AICVROJun 30, 2022

LiDAR-as-Camera for End-to-End Driving

arXiv:2206.15170v125 citationsh-index: 7
Originality Incremental advance
AI Analysis

This addresses sensor alignment issues for autonomous driving systems, offering a practical solution with improved robustness, though it is incremental as it builds on existing depth-sensing benefits.

The paper tackled the challenge of sensor alignment in end-to-end autonomous driving by using LiDAR-images from Ouster LiDARs, which provide perfectly aligned depth and visual data, and demonstrated that these perform at least equally to camera-based models in real-car road-following, with better generalization to new weather conditions.
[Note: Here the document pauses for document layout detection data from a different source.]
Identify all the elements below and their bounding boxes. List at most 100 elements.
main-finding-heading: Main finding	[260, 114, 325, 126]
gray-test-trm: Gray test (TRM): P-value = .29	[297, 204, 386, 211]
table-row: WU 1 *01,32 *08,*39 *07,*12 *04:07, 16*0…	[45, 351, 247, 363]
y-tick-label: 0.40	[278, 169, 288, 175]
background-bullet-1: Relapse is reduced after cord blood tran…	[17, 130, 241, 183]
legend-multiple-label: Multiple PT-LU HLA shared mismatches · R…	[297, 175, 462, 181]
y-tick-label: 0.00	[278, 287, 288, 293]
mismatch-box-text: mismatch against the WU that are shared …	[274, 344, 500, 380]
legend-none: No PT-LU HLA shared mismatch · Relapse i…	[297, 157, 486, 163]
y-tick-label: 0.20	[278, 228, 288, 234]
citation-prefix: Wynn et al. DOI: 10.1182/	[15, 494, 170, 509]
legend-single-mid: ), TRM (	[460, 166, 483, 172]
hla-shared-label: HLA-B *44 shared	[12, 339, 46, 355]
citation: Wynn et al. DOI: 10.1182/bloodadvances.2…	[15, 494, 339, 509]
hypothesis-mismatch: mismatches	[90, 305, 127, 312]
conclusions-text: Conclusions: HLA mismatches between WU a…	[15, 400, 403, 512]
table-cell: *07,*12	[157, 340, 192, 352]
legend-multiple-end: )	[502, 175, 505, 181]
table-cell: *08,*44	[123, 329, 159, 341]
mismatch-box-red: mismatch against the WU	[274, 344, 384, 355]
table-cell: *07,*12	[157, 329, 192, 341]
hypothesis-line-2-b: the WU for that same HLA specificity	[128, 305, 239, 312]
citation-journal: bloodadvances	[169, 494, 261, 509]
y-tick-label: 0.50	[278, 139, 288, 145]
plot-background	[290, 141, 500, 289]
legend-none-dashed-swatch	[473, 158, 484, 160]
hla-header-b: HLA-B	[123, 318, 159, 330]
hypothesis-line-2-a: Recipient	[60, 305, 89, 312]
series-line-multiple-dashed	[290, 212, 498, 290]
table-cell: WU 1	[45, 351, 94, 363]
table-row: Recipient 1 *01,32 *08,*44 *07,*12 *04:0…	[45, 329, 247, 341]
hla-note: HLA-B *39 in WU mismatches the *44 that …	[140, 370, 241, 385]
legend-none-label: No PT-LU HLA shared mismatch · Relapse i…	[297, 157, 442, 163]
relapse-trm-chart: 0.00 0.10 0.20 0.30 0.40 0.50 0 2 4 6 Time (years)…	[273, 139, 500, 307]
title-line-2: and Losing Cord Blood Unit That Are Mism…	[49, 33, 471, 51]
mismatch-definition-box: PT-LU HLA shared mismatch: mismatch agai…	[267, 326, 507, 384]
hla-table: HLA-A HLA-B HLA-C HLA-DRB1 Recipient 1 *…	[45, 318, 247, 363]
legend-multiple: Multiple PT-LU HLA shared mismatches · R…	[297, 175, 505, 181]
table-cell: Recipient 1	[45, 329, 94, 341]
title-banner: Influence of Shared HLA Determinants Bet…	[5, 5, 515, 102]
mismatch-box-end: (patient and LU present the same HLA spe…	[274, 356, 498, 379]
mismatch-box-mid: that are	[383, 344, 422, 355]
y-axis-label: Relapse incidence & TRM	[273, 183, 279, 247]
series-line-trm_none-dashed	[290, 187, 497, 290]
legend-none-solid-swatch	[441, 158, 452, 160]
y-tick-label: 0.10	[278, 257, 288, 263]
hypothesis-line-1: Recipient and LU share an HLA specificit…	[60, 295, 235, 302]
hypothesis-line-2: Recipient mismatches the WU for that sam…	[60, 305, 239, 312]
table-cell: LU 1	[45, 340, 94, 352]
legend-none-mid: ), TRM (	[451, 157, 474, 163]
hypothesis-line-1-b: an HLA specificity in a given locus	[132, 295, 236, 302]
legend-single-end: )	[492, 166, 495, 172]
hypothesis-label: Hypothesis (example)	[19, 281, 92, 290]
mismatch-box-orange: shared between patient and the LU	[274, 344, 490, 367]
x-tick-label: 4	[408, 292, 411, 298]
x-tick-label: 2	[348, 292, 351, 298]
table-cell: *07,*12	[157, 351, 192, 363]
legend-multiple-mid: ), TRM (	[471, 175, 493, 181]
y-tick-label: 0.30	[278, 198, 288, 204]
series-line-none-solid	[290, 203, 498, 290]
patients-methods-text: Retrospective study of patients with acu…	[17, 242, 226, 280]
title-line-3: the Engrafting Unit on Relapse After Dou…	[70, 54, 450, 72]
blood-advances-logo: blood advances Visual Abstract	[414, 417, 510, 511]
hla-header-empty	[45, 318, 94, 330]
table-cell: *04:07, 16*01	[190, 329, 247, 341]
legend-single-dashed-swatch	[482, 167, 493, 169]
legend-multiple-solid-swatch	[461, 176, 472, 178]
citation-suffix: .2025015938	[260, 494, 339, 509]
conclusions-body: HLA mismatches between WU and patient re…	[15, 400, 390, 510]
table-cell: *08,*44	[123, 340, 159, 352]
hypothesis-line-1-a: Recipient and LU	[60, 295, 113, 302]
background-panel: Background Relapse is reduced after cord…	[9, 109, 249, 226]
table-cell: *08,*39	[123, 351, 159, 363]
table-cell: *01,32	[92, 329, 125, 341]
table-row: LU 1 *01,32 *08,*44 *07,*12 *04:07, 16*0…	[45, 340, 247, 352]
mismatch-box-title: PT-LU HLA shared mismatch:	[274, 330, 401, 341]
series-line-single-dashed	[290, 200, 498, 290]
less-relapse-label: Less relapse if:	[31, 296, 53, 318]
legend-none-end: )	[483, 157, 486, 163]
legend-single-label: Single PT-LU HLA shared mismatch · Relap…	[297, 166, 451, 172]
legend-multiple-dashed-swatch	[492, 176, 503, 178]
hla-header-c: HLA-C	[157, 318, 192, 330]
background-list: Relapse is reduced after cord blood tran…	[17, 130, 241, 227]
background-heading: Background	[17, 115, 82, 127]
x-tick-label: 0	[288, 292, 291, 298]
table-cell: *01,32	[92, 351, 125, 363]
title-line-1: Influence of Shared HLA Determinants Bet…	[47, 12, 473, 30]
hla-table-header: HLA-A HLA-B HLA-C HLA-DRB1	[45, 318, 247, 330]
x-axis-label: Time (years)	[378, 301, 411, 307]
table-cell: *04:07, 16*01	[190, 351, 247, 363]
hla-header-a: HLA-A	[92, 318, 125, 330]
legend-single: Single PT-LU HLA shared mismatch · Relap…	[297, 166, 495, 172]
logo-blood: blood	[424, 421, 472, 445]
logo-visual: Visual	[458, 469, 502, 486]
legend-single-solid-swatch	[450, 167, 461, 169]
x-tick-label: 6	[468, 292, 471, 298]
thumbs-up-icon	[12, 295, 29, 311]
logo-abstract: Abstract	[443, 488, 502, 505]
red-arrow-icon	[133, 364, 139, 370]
The core task of any autonomous driving system is to transform sensory inputs into driving commands. In end-to-end driving, this is achieved via a neural network, with one or multiple cameras as the most commonly used input and low-level driving command, e.g. steering angle, as output. However, depth-sensing has been shown in simulation to make the end-to-end driving task easier. On a real car, combining depth and visual information can be challenging, due to the difficulty of obtaining good spatial and temporal alignment of the sensors. To alleviate alignment problems, Ouster LiDARs can output surround-view LiDAR-images with depth, intensity, and ambient radiation channels. These measurements originate from the same sensor, rendering them perfectly aligned in time and space. We demonstrate that such LiDAR-images are sufficient for the real-car road-following task and perform at least equally to camera-based models in the tested conditions, with the difference increasing when needing to generalize to new weather conditions. In the second direction of study, we reveal that the temporal smoothness of off-policy prediction sequences correlates equally well with actual on-policy driving ability as the commonly used mean absolute error.